Conter la mer, les bateaux, ... . Partager des voyages, des découvertes, des rencontres, ... Toujours autour de la mer...
« Partir représente toujours le même défi, celui d’oser… »
Gérard Janichon
Un an, 12 mois, 52 semaines, 365 jours… le temps passe, vite, très vite, peut être trop vite… certains souvenirs s’effacent, d’autres remontent à la surface, les gens rencontrés depuis un an, les lieux visités, les tranches de vies partagées,…
Un an déjà… un an, c’est rien et beaucoup à la fois… On ne se rend pas compte de tout ce que l’on vit en un an… De tout ce que l’on peut faire… De tout ce que l’on peut manquer en étant loin aussi… De tout ce que l’on découvre, sur soi, sur ses envies, sur le monde, sur les autres,…

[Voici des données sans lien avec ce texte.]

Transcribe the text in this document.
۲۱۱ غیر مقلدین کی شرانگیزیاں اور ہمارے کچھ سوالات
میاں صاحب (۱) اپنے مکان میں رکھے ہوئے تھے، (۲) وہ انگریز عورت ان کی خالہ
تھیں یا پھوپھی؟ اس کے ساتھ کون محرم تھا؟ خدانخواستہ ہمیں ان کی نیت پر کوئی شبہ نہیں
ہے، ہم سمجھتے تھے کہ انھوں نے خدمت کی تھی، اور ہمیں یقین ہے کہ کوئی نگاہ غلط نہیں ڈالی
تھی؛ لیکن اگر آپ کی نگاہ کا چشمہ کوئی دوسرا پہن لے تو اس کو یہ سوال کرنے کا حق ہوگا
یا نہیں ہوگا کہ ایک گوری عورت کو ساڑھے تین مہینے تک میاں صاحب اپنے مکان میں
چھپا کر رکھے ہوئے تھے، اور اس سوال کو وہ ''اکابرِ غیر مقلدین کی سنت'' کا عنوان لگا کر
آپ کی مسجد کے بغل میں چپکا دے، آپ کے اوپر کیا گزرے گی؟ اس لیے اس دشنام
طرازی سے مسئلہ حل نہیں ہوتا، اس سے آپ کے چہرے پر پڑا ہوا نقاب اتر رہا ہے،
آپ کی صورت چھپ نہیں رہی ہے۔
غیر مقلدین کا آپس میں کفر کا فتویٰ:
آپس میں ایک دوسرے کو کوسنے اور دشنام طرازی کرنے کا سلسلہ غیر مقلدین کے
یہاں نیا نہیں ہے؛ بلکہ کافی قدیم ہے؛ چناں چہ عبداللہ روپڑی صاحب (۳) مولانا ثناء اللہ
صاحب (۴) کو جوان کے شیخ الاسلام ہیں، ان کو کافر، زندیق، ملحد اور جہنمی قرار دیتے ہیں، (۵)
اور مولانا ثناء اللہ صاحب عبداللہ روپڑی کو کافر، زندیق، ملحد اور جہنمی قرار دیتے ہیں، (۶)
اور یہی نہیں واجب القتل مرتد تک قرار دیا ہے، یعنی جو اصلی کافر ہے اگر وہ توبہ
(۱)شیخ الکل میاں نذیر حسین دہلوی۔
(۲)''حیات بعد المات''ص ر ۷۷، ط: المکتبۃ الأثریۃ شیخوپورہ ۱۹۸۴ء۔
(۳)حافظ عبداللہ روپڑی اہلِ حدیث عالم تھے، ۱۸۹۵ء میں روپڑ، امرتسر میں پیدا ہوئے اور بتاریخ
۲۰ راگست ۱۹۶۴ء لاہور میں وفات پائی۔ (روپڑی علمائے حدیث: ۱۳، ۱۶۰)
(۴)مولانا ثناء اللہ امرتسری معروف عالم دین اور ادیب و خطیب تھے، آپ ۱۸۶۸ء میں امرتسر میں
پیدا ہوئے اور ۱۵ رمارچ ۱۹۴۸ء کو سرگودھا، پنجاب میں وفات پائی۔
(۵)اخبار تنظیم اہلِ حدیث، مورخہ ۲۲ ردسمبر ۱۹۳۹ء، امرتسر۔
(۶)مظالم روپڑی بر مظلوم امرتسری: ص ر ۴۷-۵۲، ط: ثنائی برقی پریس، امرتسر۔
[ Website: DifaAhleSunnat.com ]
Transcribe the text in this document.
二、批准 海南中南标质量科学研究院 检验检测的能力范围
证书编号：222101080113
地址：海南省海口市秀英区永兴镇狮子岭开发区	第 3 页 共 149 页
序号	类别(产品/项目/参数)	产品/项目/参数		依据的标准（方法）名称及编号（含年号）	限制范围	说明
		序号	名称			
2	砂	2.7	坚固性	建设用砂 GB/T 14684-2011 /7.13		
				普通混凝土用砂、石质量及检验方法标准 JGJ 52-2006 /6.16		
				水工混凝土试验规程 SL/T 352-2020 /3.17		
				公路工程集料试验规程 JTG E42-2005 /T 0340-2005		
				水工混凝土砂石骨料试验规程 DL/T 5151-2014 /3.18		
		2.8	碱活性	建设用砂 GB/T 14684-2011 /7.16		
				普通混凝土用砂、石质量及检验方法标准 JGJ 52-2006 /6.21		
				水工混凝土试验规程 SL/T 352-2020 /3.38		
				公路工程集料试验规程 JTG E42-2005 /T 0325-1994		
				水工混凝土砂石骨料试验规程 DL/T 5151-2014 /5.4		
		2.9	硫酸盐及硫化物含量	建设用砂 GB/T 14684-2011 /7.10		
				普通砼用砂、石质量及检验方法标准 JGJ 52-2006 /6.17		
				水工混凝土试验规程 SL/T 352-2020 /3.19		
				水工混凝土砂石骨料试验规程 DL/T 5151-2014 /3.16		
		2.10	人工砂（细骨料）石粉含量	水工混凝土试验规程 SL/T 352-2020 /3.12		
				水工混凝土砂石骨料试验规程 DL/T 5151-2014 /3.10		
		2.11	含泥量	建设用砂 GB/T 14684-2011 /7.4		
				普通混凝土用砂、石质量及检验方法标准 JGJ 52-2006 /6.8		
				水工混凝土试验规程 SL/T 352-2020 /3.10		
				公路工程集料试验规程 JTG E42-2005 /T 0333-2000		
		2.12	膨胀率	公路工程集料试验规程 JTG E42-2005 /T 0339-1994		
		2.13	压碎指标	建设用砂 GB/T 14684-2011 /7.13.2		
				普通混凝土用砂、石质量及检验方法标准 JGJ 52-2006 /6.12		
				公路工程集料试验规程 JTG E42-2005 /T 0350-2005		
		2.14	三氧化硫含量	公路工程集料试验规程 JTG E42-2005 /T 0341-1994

En voyageant, j’ai rencontré beaucoup de gens, certains sont toujours là, d’autres se sont en allés, c’est l’histoire de la vie, les chemins se croisent parfois quelques secondes, parfois quelques minutes, parfois plusieurs jours, semaines ou mois, parfois quelques années, parfois toute une vie…
Certaines histoires, aussi courtes fussent-elles, m’ont marqué, m’ont permis d’avancer dans ma vie, m’ont fait relativiser, m’ont fait grandir, mûrir, vieillir sûrement…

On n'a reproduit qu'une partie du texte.